Blockchain: Serialization and Proof of Existence

Blockchain

Blockchain: Serialization and Proof of Existence

By Maurizio Greco, CTO, Chronicled

[This excerpt is taken from a blog Greco recently wrote that isn't specific to agriculture, but the parallels can be drawn fairly easily. See this link to read the full article, “Does Proof of Existence establish Provenance?”.]

Blockchain can deliver enormous value for enterprises. We are at the beginning of the journey and best practices need to be established. In this post, I talk about provenance, a problem that we might consider to solve with Proof of Existence, a popular blockchain-based primitive. I will also introduce a couple of alternative solutions to establishing provenance.

The language used for a problem statement might be misleading because it is formulated already from the point of view of a possible solution. As an example, I want to walk you through a problem that the regulator requires the supply chain of the pharmaceutical industry to solve.

The goal of the regulation is to enable instant verification of provenance of items and to prevent counterfeits from entering the supply chain. This regulation is called the Drug Supply Chain Security Act (DSCSA), which outlines steps to build an electronic, interoperable system to identify and trace prescription drugs. One of the early milestones of the regulation required the drug manufacturer to implement “serialization”: all produced units have a unique identifier, a serial number. The industry is now actively working on the next milestone, which is described as follows: “Verify the unique product identifier of returned products intended for resale.”

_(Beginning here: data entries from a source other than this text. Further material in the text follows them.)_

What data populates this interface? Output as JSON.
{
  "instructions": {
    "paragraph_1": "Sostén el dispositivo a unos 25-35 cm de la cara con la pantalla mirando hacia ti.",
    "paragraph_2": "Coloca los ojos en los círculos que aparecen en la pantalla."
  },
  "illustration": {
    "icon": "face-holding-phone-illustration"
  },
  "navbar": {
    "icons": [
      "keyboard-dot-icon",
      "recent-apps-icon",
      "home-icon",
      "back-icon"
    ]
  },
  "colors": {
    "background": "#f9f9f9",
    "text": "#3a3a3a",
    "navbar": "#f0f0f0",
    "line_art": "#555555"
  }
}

A large number of drugs are returned by pharmacies to distributors, which must verify the serial number of the drug before reselling it to another pharmacy or hospital. The industry has already identified solutions to this problem using technologies that do not require the blockchain. Such solutions involve the discovery of verification endpoints (e.g., an HTTP address) published by drug manufacturers that allow distributors to query a serial number to verify the existence of a serial number and its validity. However, the industry is struggling to bring all together on a common, standardized system. Many industry professionals shared the intuition that all the players can be brought together on a neutral blockchain-based ecosystem.

Reading again the problem statement together with the goal of finding a solution in the blockchain space, what really stands out is “serial number verification”. We have many players that need to collaborate, we need to establish truth and trust, and we need an integrated system accessible to the entire industry. The blockchain fits the bill. Further discussions with domain experts will reveal another important business requirement: the system cannot leak any business intelligence about the participants. Production volumes, transactions amongst trading partners, names of the trading partners and everything else must remain secret.

It is a pattern that we have already seen: we need to keep the serial numbers secret while we need to verify their existence. We just need to hash and store them on the blockchain. This is a use case for Proof of Existence!

Proof of Existence was one of the first blockchain use cases — if not the first — conceived after Bitcoin and built on top of the Bitcoin blockchain. This gave a glimpse of how the blockchain could have been used for use cases beyond Bitcoin. Proof of Existence (PoE) consists of hashing data (e.g., a computer file, a data string) and committing such hash on the blockchain in order to prove that such data existed without disclosing the actual data itself. The hash is a one-way function. There is no function to revert the hash value to the original value and the blockchain provides an immutable ledger which creates a tamper-proof timestamp of the hash. The hash and the blockchain timestamp combined together prove the existence of the data, data string, or document at a specific point in time.